Prep 5 mins
Cook 1 hr 35 mins
I love the flavour combination of orange with chocolate - it is such a classic combination - & that is why I came up with this recipe. There is nothing difficult about making this dessert, you just need a bit of time & patience…Time to make doesn't include chilling or setting times.
For the Creamed Rice
- 59.14 ml short-grain pudding rice
- 591.47 ml milk
- 29.58 ml honey
- 236.59 ml cream small orange, zest of, finely grated
For the Chocolate Cups
- 100 g dark chocolate (good quality, at least 65%)
For the Decoration
- 4 cape gooseberries (Physalis)
- Mix rice with the milk & orange zest in a large saucepan & bring to the boil.
- Immediately reduce the heat, cover with a tight-fitting lid and simmer VERY gently for 1 hour, stirring regularly.

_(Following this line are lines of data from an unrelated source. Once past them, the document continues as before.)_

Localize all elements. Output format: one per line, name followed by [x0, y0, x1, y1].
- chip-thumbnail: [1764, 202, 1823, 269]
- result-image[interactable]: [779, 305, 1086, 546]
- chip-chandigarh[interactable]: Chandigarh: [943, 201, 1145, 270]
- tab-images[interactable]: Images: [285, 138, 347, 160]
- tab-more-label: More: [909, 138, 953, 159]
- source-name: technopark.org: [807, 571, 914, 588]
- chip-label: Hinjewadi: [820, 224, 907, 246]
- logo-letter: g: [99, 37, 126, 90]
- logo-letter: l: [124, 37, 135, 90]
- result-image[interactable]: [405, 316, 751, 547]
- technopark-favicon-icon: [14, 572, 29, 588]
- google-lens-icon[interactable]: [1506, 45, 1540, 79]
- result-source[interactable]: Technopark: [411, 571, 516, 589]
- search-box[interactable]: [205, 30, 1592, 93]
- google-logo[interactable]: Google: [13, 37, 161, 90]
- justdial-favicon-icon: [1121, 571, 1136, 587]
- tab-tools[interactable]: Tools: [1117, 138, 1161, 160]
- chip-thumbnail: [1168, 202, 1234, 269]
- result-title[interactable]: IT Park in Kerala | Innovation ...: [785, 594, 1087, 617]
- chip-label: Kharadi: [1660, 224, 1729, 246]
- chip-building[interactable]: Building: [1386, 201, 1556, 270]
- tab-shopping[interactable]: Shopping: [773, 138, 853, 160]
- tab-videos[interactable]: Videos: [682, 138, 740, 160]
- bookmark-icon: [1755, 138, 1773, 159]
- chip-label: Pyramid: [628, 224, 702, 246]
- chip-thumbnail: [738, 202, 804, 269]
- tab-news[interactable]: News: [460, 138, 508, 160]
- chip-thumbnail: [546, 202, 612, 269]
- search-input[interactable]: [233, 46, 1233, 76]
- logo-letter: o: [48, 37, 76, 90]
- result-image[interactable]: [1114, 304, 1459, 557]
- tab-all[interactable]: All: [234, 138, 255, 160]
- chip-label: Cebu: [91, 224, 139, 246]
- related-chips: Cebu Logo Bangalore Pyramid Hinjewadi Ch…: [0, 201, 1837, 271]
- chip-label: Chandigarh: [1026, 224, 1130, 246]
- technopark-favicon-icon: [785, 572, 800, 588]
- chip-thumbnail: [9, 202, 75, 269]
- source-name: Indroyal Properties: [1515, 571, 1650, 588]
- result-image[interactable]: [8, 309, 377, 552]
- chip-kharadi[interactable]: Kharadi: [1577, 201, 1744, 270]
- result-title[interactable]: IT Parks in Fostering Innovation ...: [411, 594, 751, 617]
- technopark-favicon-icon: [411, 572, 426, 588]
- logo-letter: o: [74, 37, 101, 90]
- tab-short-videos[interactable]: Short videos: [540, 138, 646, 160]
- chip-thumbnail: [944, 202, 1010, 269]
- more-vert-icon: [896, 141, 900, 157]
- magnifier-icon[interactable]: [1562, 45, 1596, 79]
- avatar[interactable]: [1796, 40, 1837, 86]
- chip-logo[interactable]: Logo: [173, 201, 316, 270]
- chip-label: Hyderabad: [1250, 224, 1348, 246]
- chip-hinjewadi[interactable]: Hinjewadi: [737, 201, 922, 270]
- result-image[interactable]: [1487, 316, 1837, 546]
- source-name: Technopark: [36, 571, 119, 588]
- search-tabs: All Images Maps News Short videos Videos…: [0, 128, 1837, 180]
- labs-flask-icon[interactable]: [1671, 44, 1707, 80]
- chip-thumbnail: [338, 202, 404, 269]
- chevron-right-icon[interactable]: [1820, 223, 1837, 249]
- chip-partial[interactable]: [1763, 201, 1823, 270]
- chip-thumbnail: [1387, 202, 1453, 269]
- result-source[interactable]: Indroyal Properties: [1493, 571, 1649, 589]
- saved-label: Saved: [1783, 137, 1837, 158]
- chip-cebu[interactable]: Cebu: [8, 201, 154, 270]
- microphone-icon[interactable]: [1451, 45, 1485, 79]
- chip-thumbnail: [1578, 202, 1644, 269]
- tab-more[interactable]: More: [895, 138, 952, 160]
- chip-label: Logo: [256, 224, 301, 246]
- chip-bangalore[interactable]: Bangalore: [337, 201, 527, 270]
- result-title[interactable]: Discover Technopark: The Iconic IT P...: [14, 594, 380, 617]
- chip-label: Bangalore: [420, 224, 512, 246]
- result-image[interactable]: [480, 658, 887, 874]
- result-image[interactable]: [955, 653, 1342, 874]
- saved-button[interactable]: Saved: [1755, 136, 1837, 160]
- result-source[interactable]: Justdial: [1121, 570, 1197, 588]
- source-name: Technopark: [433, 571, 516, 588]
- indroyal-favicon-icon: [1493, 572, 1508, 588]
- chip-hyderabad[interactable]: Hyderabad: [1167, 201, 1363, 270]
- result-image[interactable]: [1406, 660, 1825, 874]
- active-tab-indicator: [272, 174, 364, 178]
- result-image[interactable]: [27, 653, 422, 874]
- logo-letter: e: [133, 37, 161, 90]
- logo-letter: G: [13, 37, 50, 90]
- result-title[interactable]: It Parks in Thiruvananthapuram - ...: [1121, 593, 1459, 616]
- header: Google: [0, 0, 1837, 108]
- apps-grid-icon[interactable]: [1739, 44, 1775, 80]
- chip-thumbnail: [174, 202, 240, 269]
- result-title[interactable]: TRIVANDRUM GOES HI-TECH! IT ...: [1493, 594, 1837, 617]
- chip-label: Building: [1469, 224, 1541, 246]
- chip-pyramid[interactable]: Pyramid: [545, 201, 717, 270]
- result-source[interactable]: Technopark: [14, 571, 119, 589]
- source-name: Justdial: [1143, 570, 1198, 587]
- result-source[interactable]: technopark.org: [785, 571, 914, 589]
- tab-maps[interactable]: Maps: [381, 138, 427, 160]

- Remove the lid and continue cooking and stirring for around 20 minutes or until the rice is creamy.
- Add cream & honey and simmer for 5 more minutes.
- Set the creamed rice aside to cool. Once cooled enough, place in fridge to chill.
- Melt the chocolate in a bowl over simmering water. Gently dip the physalis in the chocolate then place on aluminium foil to set.
- With the remaining chocolate, paint 4 paper muffin cases using a pastry brush. You will need 2 coats of chocolate to produce a strong cup. Set aside & allow to cool. For added effect, make the 2nd chocolate coat with white chocolate.
- Once the creamed rice has chilled, spoon it into the chocolate cups & top with the physalis. For an alternative decoration, you can leave the physalis plain or dip in white chocolate. You can also top with grated chocolate.